В тишине послышалось, как мягко и глухо, точно по живому телу, ударили по глубокой теплой дорожной пыли первые капли. А потом вдруг неожиданно мощно рванул ветер — и обрушилось на землю все разом: и темень, и сплошная, как из луба, стена воды, блеск синеватых от ярости молний, удары грома, от которых хотелось сжаться в маленький-маленький комочек, потому что казалось, что ты лишь одна осталась на всем белом свете. И жутко чувствовать, что нет спасения и тебе и твоей темной хатенке в безмерном неистовстве неудержимой стихии. И вместе с тем — непонятная, необъяснимая, щемящая тревожная радость, как будто и ты — частичка не подвластной никому силы…
Не помнится, почему она одна была тогда дома и почему не побежала ни к кому из соседей. И вообще теперь, в воспоминании, кажется, что тогда в деревне не было ни одного человека, ни одной живой души, только она, маленькая Анэтка, под соломенной стрехой повети, потому что страшно почему-то сидеть в хате, когда злобно вспыхивают молнии, жарким взблеском освещая сквозь маленькие оконца темную под грозой хату, — кажется, что, если не сидишь за стенами, если видишь грозу, а совсем рядом ощущаешь дождь и ветер, ничего не может с тобой случиться…
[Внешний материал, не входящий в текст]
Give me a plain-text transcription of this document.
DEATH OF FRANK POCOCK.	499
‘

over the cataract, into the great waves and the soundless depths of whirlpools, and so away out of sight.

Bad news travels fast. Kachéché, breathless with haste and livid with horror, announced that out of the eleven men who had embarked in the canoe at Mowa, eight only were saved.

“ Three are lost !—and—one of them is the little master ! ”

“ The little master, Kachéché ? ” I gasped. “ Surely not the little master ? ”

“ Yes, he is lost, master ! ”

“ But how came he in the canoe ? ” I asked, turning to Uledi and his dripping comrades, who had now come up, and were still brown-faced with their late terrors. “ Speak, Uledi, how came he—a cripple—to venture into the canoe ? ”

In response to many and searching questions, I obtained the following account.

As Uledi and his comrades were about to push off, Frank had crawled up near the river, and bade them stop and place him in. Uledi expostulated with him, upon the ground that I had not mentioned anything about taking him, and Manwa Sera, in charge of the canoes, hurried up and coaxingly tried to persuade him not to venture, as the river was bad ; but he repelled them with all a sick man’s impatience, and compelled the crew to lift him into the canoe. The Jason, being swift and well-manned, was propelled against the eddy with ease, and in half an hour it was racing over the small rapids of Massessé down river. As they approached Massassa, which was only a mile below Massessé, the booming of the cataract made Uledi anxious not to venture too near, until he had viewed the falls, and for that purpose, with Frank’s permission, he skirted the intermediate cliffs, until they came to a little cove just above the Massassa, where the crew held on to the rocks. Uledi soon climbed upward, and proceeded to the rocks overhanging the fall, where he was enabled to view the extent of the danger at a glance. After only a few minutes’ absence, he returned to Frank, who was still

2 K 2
Анэта и потом, уже став взрослой, и теперь, состарившись, никогда во время самых лютых гроз, в самые страшные воробьиные ночи не могла усидеть в хате, выходила во двор и стояла у стены, укрывшись дерюжкой…
Она тогда не заплакала и не закричала, и не кинулась никуда бежать, когда что-то раскололось, грохнуло где-то совсем рядом и показалось, что обдало ее волной воздуха, незнакомым запахом. Она чувствовала и понимала, что все равно никуда не убежать и ничего изменить нельзя, только жди и молись, чтоб все обошлось.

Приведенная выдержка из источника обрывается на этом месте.